Goiter for Iodine Deficiency
Iodine is a trace element present in the human body in minute amounts. The function of iodine is to constitute an essential substrate for the synthesis of thyroid hormone, tetraiodothyronine (thyroxine or T4) and triiodothyronine (T3). The oceans are the primary stores and the sources of iodine in the world. Ocean water contains about 50 µg of iodine per liter.
The sun light to elemental iodine oxidizes iodide ions at the surface of the seas, which is volatile. Iodine returns to the earth by the rain and contains 1.8-8.5 µg per liter. The iodine contain of rain water diminishes as the distance from the coast increases. The rain enriches the superficial layer of the soil with iodine and contains 4-9mg/kg.
Heavy rain on the sloping ground may wash away the superficial iodine-rich layers, and iodine returns to the oceans by the rivers, the melting or the glaciers also leached away most of the iodine of the soil beneath. So, the areas of endemic goiter are those which have been subjected either to flooding, or to intense and prolonged glaciations, i.e. the highest mountains of the globe ( The Himalayas, the Andes, the Alps) or those which are remote from the sea (i.e. the central parts of Africa and European continents).
The main source of iodine for human consumption is food. The highest iodine content is found in sea foods, in which it can be as high as 3mg/kg. The other main dietary sources of iodine are milk, eggs, cereals, and meat.

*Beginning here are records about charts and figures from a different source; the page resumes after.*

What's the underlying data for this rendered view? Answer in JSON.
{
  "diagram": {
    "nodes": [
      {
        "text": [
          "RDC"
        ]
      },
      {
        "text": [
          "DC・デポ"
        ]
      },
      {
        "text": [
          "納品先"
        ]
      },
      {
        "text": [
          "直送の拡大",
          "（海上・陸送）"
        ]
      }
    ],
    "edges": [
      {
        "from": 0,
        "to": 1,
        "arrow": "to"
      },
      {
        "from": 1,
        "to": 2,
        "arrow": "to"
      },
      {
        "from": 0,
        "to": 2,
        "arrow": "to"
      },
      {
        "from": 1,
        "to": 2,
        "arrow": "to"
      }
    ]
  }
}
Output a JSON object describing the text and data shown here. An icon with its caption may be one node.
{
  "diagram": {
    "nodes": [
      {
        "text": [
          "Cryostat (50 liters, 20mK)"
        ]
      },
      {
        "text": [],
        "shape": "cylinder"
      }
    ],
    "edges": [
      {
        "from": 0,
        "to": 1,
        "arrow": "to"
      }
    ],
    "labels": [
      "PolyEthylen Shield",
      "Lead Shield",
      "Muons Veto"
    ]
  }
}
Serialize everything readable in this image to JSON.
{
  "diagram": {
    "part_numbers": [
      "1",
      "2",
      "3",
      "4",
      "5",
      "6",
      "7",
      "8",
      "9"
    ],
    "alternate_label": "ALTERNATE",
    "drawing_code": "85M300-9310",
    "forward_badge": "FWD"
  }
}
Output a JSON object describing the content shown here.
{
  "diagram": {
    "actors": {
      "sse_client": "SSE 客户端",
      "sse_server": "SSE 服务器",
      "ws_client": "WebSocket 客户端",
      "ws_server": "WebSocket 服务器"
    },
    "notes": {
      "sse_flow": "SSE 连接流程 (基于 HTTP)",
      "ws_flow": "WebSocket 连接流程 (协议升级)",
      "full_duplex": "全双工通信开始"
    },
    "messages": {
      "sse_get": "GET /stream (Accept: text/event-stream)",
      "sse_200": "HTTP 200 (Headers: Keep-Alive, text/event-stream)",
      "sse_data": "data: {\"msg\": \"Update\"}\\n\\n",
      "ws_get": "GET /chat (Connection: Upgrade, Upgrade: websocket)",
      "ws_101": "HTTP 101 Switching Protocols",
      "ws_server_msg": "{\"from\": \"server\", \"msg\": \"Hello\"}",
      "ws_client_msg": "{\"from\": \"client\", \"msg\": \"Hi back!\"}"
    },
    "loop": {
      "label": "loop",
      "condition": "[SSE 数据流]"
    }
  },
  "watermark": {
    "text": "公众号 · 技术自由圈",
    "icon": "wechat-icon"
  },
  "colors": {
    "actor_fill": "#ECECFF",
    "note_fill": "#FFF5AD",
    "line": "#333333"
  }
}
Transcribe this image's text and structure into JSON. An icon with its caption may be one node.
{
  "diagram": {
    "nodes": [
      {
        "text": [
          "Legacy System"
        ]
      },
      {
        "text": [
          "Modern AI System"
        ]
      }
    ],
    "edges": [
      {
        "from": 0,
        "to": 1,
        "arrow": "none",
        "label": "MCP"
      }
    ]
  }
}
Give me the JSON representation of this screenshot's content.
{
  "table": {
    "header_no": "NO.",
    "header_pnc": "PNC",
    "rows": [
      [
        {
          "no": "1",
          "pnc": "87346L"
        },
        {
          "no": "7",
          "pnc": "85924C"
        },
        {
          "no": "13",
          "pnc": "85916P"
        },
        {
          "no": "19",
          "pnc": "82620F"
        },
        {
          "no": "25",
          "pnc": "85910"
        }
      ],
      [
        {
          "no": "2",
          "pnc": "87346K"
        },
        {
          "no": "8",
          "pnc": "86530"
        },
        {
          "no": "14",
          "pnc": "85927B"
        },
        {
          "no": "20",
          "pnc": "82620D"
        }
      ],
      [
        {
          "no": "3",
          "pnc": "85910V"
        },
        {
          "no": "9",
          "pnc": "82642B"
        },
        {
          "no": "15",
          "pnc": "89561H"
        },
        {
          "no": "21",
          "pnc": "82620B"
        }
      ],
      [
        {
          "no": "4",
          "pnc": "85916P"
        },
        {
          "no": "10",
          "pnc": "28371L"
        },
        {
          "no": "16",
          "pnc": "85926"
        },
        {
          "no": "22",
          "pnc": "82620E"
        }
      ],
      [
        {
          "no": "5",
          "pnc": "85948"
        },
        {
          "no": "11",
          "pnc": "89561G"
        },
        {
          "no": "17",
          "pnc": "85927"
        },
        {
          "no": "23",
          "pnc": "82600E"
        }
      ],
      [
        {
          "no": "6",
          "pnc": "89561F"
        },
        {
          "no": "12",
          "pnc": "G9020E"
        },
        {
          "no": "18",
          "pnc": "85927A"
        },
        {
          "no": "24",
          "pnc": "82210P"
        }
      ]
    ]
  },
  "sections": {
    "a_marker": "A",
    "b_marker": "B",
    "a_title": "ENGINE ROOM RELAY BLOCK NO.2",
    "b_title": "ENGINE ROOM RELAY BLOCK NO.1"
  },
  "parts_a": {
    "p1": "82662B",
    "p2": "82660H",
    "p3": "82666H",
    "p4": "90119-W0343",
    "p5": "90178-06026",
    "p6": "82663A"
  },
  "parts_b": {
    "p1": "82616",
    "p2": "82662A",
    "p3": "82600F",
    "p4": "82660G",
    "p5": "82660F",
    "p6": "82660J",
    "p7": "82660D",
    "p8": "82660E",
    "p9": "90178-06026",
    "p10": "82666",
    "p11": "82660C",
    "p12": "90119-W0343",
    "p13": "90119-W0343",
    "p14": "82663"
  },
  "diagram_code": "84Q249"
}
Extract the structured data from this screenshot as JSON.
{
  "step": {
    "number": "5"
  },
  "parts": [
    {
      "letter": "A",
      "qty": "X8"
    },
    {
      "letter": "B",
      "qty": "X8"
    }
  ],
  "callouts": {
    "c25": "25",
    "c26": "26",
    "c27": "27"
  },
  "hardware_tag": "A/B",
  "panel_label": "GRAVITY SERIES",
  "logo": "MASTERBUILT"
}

The recommended daily allowance (RDA) endorsed by WHO are 90 µg for infants and children up to 6 years; 120 µg for children aged 7-10 years and 150 µg for adolescents. When the physiological requirements of iodine are not met in the children, a series of functional and developmental abnormalities occur which includes endemic goiter and cretinism, mental retardation, decreased fertility rate, increased prenatal death and infant mortality.
These disorders are grouped under the general heading of Iodine deficiency disorders, IDD. Additional consequences are the development of thyroid nodules, thyroid autonomy, and increased demand for thyroid surgery and radioiodine therapy and, in severe circumstances, neonatal hypothyroidism and neonatal goiter.
Severity of iodine deficiency :
Grade-I: Mean excretion of more than 50µg but less than lOOµg per 24 hour, per gm of creatinine or per liter of urine. At this level goiter will be rare.
Grade-II: Mean excretion between 25-50µg per 24 hours, per gm of creatinine, or per liter of urine. At this level goiter is frequent with nodular goiter and hypothyroidism of varying degrees.
Grade-Ill: Mean excretion below 25µg per 24 hours, per gm of creatinine or per liter of urine. Goiter will be frequent and cretinism is very common at this level.
The fundamental mechanism by which the thyroid gland adapts to an insufficient iodine supply is to increase the trapping of iodine. This result in the accumulation within the gland of a larger percentage of the ingested exogenous iodine. The increase of iodine trapping is the result of both TSH independent augmentation of membrane iodine trapping (thyroid autonomy.) and TSH stimulation of the iodine pump.
In addition, chronic TSH stimulation leads to an increase mass of thyroid tissue resulting in the development of goiter. Estimates of the iodine intake are usually derived from 24 hour urinary iodine excretion values or urinary iodine concentration expressed in relation to creatinine concentration.
The simplest, most efficient, and cheapest method for prevention of IDD is the iodization of salt at a level of 10 to 60 parts per million(ppm). The iodination should be calculated in such a way that salt should provide an additional 75-150 µg iodine per day. lodate is more stable than iodine and is recommended for tropical humid climates. Prolonged administration of iodine or thyroxine is very effective in reducing the size of the goiter.